Terlemah Dalam 10 Bulan Terakhir, Dolar Mau Sentuh Rp15.700
Jakarta, CNBC Indonesia - Rupiah melemah terhadap dolar Amerika Serikat (AS) setelah asing kembali keluar dari pasar keuangan Tanah Air.
Dilansir dari Refinitiv, rupiah dibuka di angka Rp15.620/US$ atau melemah 0,1% terhadap dolar AS. Posisi ini berkebalikan dengan penutupan perdagangan Jumat (6/10/2023) yang menguat 0,03%. Bahkan beberapa menit kemudian, rupiah sempat anjlok hingga Rp15.660/US$ atau terlemah sejak 28 Desember 2022 (10 bulan terakhir).
Sementara indeks dolar AS (DXY) pada Senin (9/10/2023) pukul 08.58 WIB, berada di posisi 106,27 atau naik 0,22% jika dibandingkan penutupan perdagangan Jumat (6/10/2023) yang berada di posisi 106,04.
Pergerakan rupiah hari ini ditopang oleh sentimen dalam negeri. Pasalnya pagi hari ini, Bank Indonesia (BI) akan merilis Indeks Keyakinan Konsumen (IKK) periode September 2023. Diketahui berdasarkan laporan BI, keyakinan konsumsi masyarakat Indonesia berada di 125,2 poin pada Agustus 2023 lebih tinggi dibanding Juli yang berada di 123,5. IKK dalam negeri pada Agustus 2023 berada di bawah perkiraan Trading Economics, yang memprediksi berada di 127,5.
IKK September menjadi penting karena menunjukkan optimisme konsumen setelah satu tahun kenaikan harga BBM. Data tersebut diharapkan mencerminkan keyakinan ekonomi Indonesia ke depan setelah dampak inflasi kenaikan harga BBM pada September 2022 hilang.
Data IKK pada September juga akan mencerminkan indeks ekspektasi dan lapangan usaha serta kerja 6 bulan ke depan atau setelah pemilihan umum.
Peningkatan keyakinan konsumsi masyarakat Indonesia akan menjadi salah satu faktor penunjang pertumbuhan ekonomi Indonesia, mengingat konsumsi merupakan kontributor utama perekonomian.
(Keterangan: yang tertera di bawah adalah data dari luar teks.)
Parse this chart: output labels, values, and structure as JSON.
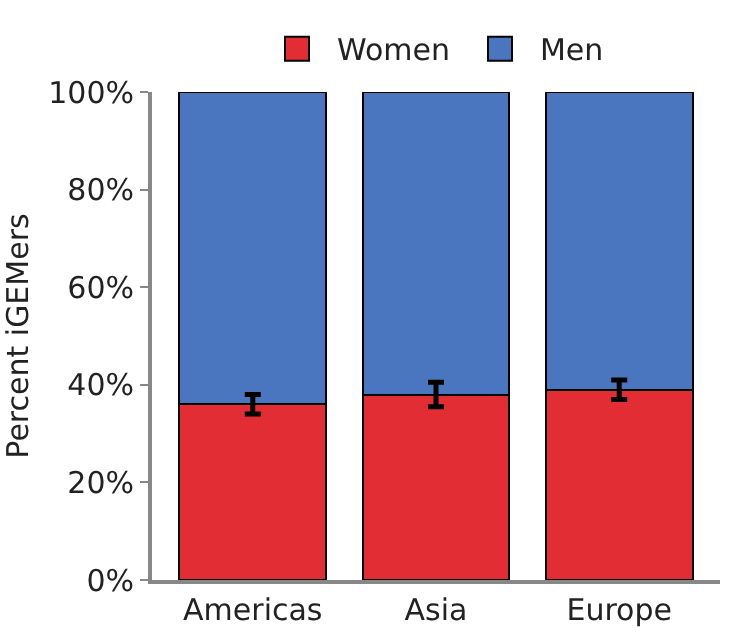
{
  "chart_data": {
    "type": "bar",
    "stacked": true,
    "ylabel": "Percent iGEMers",
    "categories": [
      "Americas",
      "Asia",
      "Europe"
    ],
    "series": [
      {
        "name": "Women",
        "color": "#e32d35",
        "values": [
          36,
          38,
          39
        ],
        "errors": [
          2,
          2.5,
          2
        ]
      },
      {
        "name": "Men",
        "color": "#4a76c0",
        "values": [
          64,
          62,
          61
        ]
      }
    ],
    "ylim": [
      0,
      100
    ],
    "yticks": [
      {
        "value": 0,
        "label": "0%"
      },
      {
        "value": 20,
        "label": "20%"
      },
      {
        "value": 40,
        "label": "40%"
      },
      {
        "value": 60,
        "label": "60%"
      },
      {
        "value": 80,
        "label": "80%"
      },
      {
        "value": 100,
        "label": "100%"
      }
    ],
    "grid": false,
    "legend": "top"
  }
}
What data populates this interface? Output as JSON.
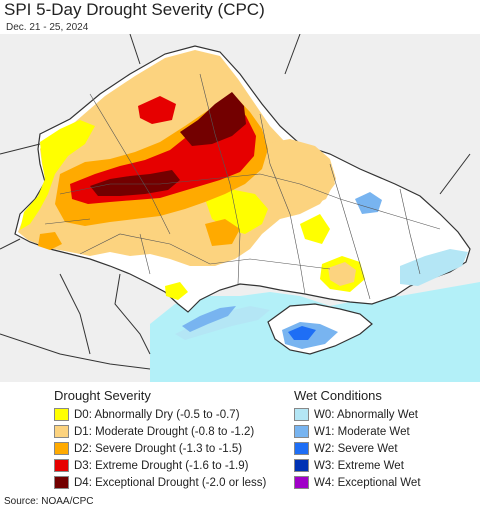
{
  "header": {
    "title": "SPI 5-Day Drought Severity (CPC)",
    "subtitle": "Dec. 21 - 25, 2024"
  },
  "colors": {
    "land_outside": "#efefef",
    "land_inside": "#ffffff",
    "sea": "#b3f0f8",
    "borders": "#333333",
    "d0": "#ffff00",
    "d1": "#fcd37f",
    "d2": "#ffaa00",
    "d3": "#e60000",
    "d4": "#730000",
    "w0": "#b4e6f5",
    "w1": "#78b4f0",
    "w2": "#1e6ef5",
    "w3": "#0032b4",
    "w4": "#a000c8"
  },
  "legend": {
    "drought": {
      "heading": "Drought Severity",
      "items": [
        {
          "label": "D0: Abnormally Dry (-0.5 to -0.7)",
          "color": "#ffff00"
        },
        {
          "label": "D1: Moderate Drought (-0.8 to -1.2)",
          "color": "#fcd37f"
        },
        {
          "label": "D2: Severe Drought (-1.3 to -1.5)",
          "color": "#ffaa00"
        },
        {
          "label": "D3: Extreme Drought (-1.6 to -1.9)",
          "color": "#e60000"
        },
        {
          "label": "D4: Exceptional Drought (-2.0 or less)",
          "color": "#730000"
        }
      ]
    },
    "wet": {
      "heading": "Wet Conditions",
      "items": [
        {
          "label": "W0: Abnormally Wet",
          "color": "#b4e6f5"
        },
        {
          "label": "W1: Moderate Wet",
          "color": "#78b4f0"
        },
        {
          "label": "W2: Severe Wet",
          "color": "#1e6ef5"
        },
        {
          "label": "W3: Extreme Wet",
          "color": "#0032b4"
        },
        {
          "label": "W4: Exceptional Wet",
          "color": "#a000c8"
        }
      ]
    }
  },
  "footer": {
    "source": "Source: NOAA/CPC"
  }
}
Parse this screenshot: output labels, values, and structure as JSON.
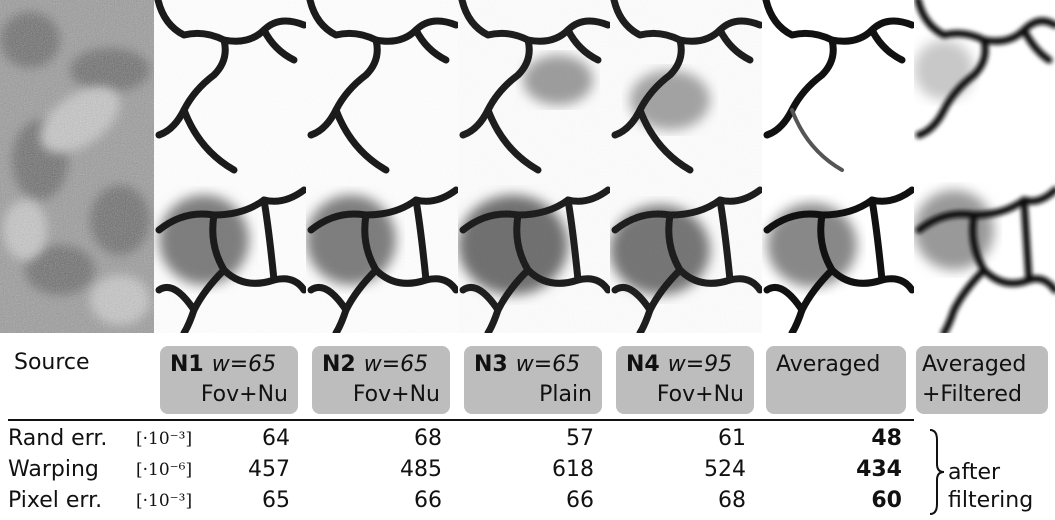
{
  "panels": [
    {
      "label": "Source"
    },
    {
      "id": "N1",
      "w": "w=65",
      "variant": "Fov+Nu"
    },
    {
      "id": "N2",
      "w": "w=65",
      "variant": "Fov+Nu"
    },
    {
      "id": "N3",
      "w": "w=65",
      "variant": "Plain"
    },
    {
      "id": "N4",
      "w": "w=95",
      "variant": "Fov+Nu"
    },
    {
      "label": "Averaged"
    },
    {
      "label": "Averaged",
      "label2": "+Filtered"
    }
  ],
  "table": {
    "rows": [
      {
        "label": "Rand err.",
        "unit": "[·10⁻³]",
        "values": [
          "64",
          "68",
          "57",
          "61",
          "48"
        ]
      },
      {
        "label": "Warping",
        "unit": "[·10⁻⁶]",
        "values": [
          "457",
          "485",
          "618",
          "524",
          "434"
        ]
      },
      {
        "label": "Pixel err.",
        "unit": "[·10⁻³]",
        "values": [
          "65",
          "66",
          "66",
          "68",
          "60"
        ]
      }
    ],
    "best_column_index": 4,
    "note_line1": "after",
    "note_line2": "filtering"
  }
}
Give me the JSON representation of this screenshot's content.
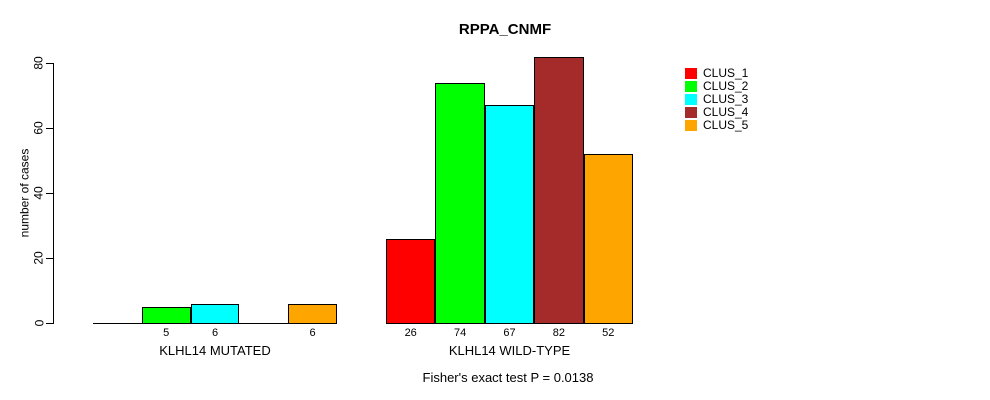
{
  "chart_data": {
    "type": "bar",
    "title": "RPPA_CNMF",
    "ylabel": "number of cases",
    "ylim": [
      0,
      80
    ],
    "yticks": [
      0,
      20,
      40,
      60,
      80
    ],
    "grid": false,
    "legend_position": "right",
    "series": [
      "CLUS_1",
      "CLUS_2",
      "CLUS_3",
      "CLUS_4",
      "CLUS_5"
    ],
    "colors": [
      "#ff0000",
      "#00ff00",
      "#00ffff",
      "#a52a2a",
      "#ffa500"
    ],
    "groups": [
      {
        "label": "KLHL14 MUTATED",
        "values": [
          0,
          5,
          6,
          0,
          6
        ],
        "bar_labels": [
          "",
          "5",
          "6",
          "",
          "6"
        ]
      },
      {
        "label": "KLHL14 WILD-TYPE",
        "values": [
          26,
          74,
          67,
          82,
          52
        ],
        "bar_labels": [
          "26",
          "74",
          "67",
          "82",
          "52"
        ]
      }
    ],
    "annotation": "Fisher's exact test P = 0.0138"
  }
}
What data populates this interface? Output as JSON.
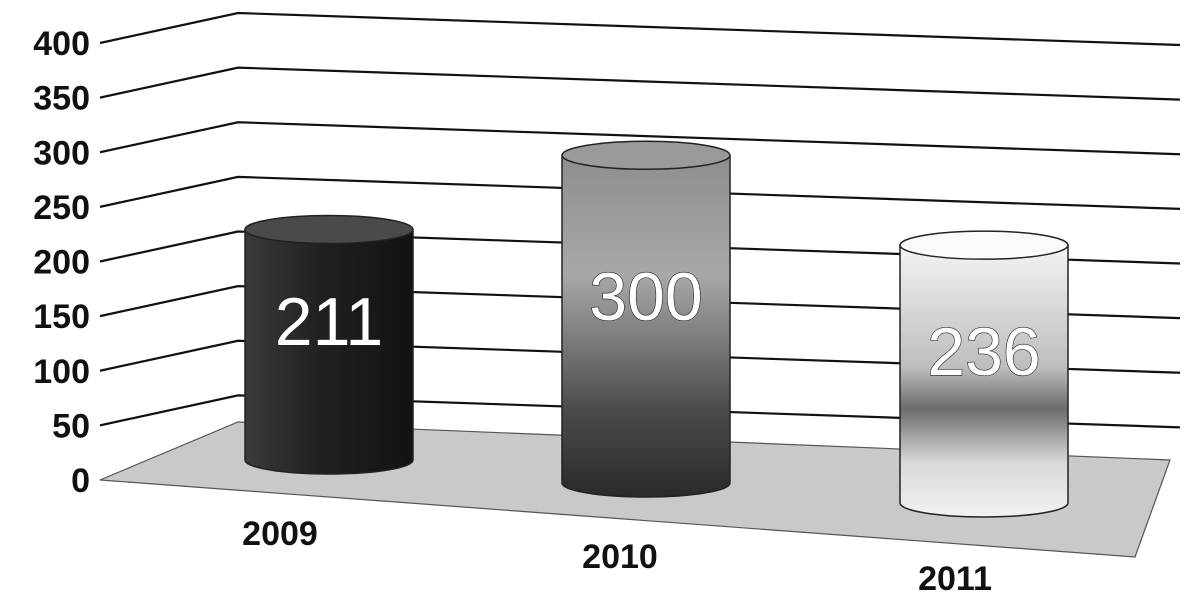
{
  "chart_data": {
    "type": "bar",
    "categories": [
      "2009",
      "2010",
      "2011"
    ],
    "values": [
      211,
      300,
      236
    ],
    "data_labels": [
      "211",
      "300",
      "236"
    ],
    "yticks": [
      "0",
      "50",
      "100",
      "150",
      "200",
      "250",
      "300",
      "350",
      "400"
    ],
    "ylim": [
      0,
      400
    ],
    "title": "",
    "xlabel": "",
    "ylabel": "",
    "grid": true,
    "style": "3d-cylinder",
    "colors": [
      "#2e2e2e",
      "#6a6a6a",
      "#e8e8e8"
    ]
  }
}
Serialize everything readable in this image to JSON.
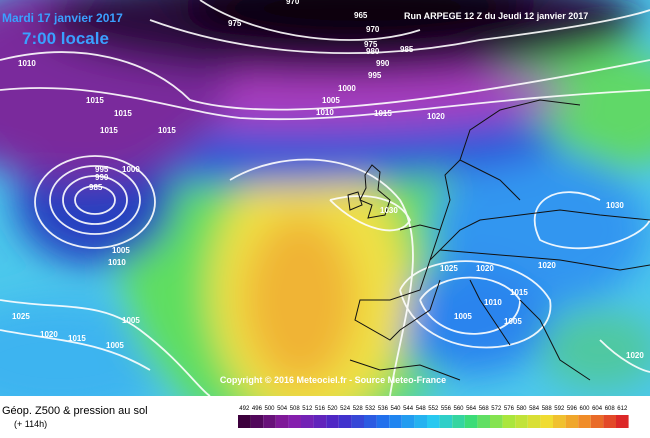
{
  "header": {
    "date": "Mardi 17 janvier 2017",
    "time": "7:00 locale",
    "run": "Run ARPEGE 12 Z du Jeudi 12 janvier 2017"
  },
  "copyright": "Copyright © 2016 Meteociel.fr - Source Meteo-France",
  "isobar_labels": [
    975,
    970,
    965,
    970,
    975,
    985,
    980,
    990,
    995,
    1000,
    1005,
    1010,
    1015,
    1020,
    1010,
    1015,
    1015,
    1015,
    1015,
    995,
    990,
    985,
    1000,
    1005,
    1010,
    1030,
    1030,
    1025,
    1020,
    1020,
    1015,
    1010,
    1005,
    1005,
    1025,
    1005,
    1020,
    1015,
    1005,
    1020
  ],
  "footer": {
    "title": "Géop. Z500 & pression au sol",
    "lead": "(+ 114h)"
  },
  "scale": {
    "values": [
      492,
      496,
      500,
      504,
      508,
      512,
      516,
      520,
      524,
      528,
      532,
      536,
      540,
      544,
      548,
      552,
      556,
      560,
      564,
      568,
      572,
      576,
      580,
      584,
      588,
      592,
      596,
      600,
      604,
      608,
      612
    ]
  }
}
Semakin tinggi IKK berpotensi mendorong laju pertumbuhan ekonomi, begitu pula sebaliknya.
Kendati IKK Indonesia masih dalam kategori yang baik, namun tekanan terhadap rupiah tetap ada dari data transaksi 2 - 5 Oktober 2023 yang dilaporkan oleh BI. Nonresiden di pasar keuangan domestik tercatat jual neto Rp2,50 triliun terdiri dari jual neto Rp2,92 triliun di pasar SBN, beli neto Rp0,02 triliun di pasar saham, dan beli neto Rp0,40 triliun di SRBI.
Capital outflow yang terjadi beberapa minggu terakhir ini menjadi indikasi bahwa pasar keuangan Tanah Air masih belum cukup menarik bagi investor asing yang berujung pada melemah mata uang Garuda.
Kekhawatiran pasar semakin jelas khususnya terhadap inflasi AS yang akan dirilis pekan ini yang diproyeksikan masih cukup tinggi dan cukup jauh dari target bank sentral AS (The Fed) yakni sebesar 2%.
Inflasi Amerika Serikat (AS) periode September 2023 akan diumumkan hari Rabu (11/10/2023). Diketahui, AS mencatatkan inflasi periode Agustus 2023 naik menjadi 3,7% (year on year/yoy) dibandingkan periode Juli di angka 3,2% secara tahunan (yoy). Kenaikan harga di AS lebih tinggi dibanding perkiraan konsensus sebesar 3,6% yang dikutip dari Trading Economics.
Inflasi AS menyedot perhatian besar pasar karena menjadi penentu dalam perkembangan kebijakan The Fed ke depan. Jika inflasi AS masih tinggi maka harapan pelaku pasar melihat The Fed melunak akan semakin menipis. Inflasi juga akan mencerminkan seberapa besar dampak kebijakan ketat The Fed berpengaruh kepada ekonomi AS.
Alhasil, perangkan CME Fedwatch mencatatkan bahwa 19,9% pelaku pasar meyakini bahwa The Fed akan menaikkan suku bunga sebesar 25 basis poin (bps) pada pertemuan Federal Open Market Committee (FOMC) November mendatang. Sementara persentase lebih tinggi terlihat pada pertemuan Desember yakni 29,4% yang meyakini The Fed menaikkan suku bunganya.